Investigation: illegal fees from Glasgow’s letting agencies

Credit: The Glasgow Guardian

Roisin McCarthy
Writer

“We didn’t have an oven for over two months.” “There was mould everywhere.” “The ceiling caved in on the second week.” “There was no central heating.” These comments were taken from several students who had all paid over £400 a month for their rent in Glasgow.

Over the past few years, competition for accommodation has risen at an exponential rate following Glasgow University’s soaring acceptance rates for both domestic and international students. Choice has become a thing of the past as those lucky enough to get a flat viewing are forced to accept sub-par living conditions in the fear of not finding an alternative. As one four year film student remembers: “It reached late October and my friend and I still hadn’t managed to find anything. We were sleeping on friend’s sofas. It was a really stressful and unhappy time.”

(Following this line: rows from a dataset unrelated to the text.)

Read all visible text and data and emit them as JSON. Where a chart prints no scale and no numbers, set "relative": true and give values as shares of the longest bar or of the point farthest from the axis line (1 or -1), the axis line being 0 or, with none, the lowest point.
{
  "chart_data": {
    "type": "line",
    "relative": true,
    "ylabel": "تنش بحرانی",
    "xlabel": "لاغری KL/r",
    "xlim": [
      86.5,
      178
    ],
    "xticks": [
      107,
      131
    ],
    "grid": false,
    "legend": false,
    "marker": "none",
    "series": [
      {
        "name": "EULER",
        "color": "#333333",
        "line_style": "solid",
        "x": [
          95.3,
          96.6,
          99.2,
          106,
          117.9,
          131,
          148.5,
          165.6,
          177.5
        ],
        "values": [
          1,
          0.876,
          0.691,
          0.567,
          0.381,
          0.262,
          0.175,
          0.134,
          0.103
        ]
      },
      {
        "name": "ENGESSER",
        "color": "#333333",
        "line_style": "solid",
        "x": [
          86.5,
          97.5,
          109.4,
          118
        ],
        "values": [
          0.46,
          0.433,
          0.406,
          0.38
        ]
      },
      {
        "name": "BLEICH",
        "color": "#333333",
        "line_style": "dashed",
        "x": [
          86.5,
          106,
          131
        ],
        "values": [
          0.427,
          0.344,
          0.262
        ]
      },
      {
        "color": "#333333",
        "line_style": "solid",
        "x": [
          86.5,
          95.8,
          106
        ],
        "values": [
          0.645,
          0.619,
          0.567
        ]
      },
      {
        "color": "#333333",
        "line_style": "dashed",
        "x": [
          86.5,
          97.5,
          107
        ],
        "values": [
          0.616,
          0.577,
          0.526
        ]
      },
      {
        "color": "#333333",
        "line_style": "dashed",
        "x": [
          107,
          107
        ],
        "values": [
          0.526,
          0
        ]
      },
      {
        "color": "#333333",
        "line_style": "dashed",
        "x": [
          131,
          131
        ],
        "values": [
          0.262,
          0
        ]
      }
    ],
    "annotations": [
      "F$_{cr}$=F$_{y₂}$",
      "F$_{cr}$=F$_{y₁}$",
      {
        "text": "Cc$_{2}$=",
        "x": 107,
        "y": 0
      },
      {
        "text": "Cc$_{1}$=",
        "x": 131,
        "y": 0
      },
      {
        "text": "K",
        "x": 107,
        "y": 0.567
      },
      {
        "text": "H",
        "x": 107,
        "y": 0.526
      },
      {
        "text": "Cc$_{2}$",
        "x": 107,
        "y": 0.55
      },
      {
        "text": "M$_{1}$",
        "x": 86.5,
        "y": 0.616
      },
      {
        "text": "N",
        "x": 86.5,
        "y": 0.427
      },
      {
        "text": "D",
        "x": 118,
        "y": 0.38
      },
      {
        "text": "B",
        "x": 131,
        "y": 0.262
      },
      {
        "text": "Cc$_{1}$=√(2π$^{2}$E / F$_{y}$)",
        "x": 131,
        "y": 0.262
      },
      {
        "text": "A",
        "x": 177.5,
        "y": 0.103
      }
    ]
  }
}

For Glasgow’s letting agencies, this renting climate has offered up a wealth of opportunity to make as much money as possible. Students are not only being faced with paying large amounts of money for flats where the standards are increasingly intolerable, they are also being hit with various fees and charges by agencies. It is here that the most important point in this article must be underlined: students are under absolutely no obligation to pay anything more than their rent and a deposit that must be kept in Scotland’s tenancy protection scheme, SafeDeposits. The fact is, a vast proportion of students have no knowledge of this, while it can safely be assumed that all of Glasgow’s letting agencies are more than familiar with the rule. Students are consequently being exploited for their ignorance and paying for things such as “admin fees”, “premium fees” and “credit check fees”, all of which can cost up to £100.

One of the most notorious agencies involved in this deception is Infiniti. In the past few months, Infiniti has been brought into the public eye by the Glaswegian tenant union Living Rent after a renter sought reimbursement following charges including £180 in illegal fees. This was finally recovered after a five-day standoff where Infiniti’s staff barricaded themselves into the office and hired two security guards. As Living Rent reported, “The extreme measures with which Infiniti reacted has proven that companies like them are not used to being challenged by organised tenants.”

All of these charges are illegal under the Rent Scotland Act. So it begs the question, how are letting agencies getting away with breaking the law and why does it take the involvement of a tenant’s union to ensure justice prevails? After speaking to Glasgow City Council and the Citizen’s Advice Bureau, it becomes clear that a level of uncertainty surrounds the legality of these fees. Both institutions believe the other is responsible for advising a tenant who faces additional charges while neither seem sure of what to suggest when it comes to advising tenants who have already paid an illegal fee and are now looking to reclaim their money. Their ambiguity reveals an absence of any methods or practises in place to enforce the Rent Scotland Act and in this way, similar to so many pieces of legislation designed to protect civil rights, there exists a discrepancy between the law in theory and practise. One member of Living Rent, underlines this point stating: “Methods to reprimand letting agents who break the law are haphazard, not punitive and take a long time to implement. There is next to no guidance for average humans on how to go about getting redress and extremely limited scope of getting funding for such actions.”

Without any clear-cut way for tenants to protect themselves from letting agencies, they are forced to seek justice independently and through a process that is costly and time consuming. Meanwhile, an agent operates in the full knowledge that their actions will not be met with a criminal prosecution. At worst, a tenant may bring them to civil court, a process that takes up to six months and is often settled prior to the hearing after an agent agrees to settle with a “good will” pay out. It’s worth noting that in this instance, the agent manages to avoid admitting responsibility for any wrongdoing and, in evading a court proceeding, is able to continue charging their additional fees. At best and by far most probably, stand the chances of a letting agency’s unlawful fees remaining unchallenged by a tenant. As a Living Rent spokesman outlines: “Once people leave, they have little incentive to fight for the fees. Agents intimidate and threaten those who raise issues and when people are looking forward to new flats with new agents, it is time consuming and tedious to fight a historic fight. Many tenants feel vulnerable and do not have the required tenacity to force the agents to return the illegal fees.” Power and control ultimately lie in the hands of an agency; they are protected by their size and comforted by the notion that even if the occasional tenant decides to challenge their illegitimate behaviour, the repercussions to their status or finances will be negligible.

We have entered into a situation where the maltreatment of tenants has become commonplace, whether that be in the form of a failure to ensure the living conditions of a flat are adequate to the needs of the tenants. Agencies are shielded by the prolific nature of these transgressions, a factor that restricts the law in guaranteeing universal retribution. They have developed into a somewhat insurmountable force, and yet, what remains clear is that their defeat is achievable. As Living Rent have proven, compensation and justice are possible and this is set to become even more effective following the introduction of class action claims in Scotland. This will allow individuals who are claiming under similar circumstances – such as illegal fees- to collaborate and seek compensation under one proceeding rather than facing the dispute alone. In doing so, a letting agency’s confidence in avoiding significant penalties will rupture.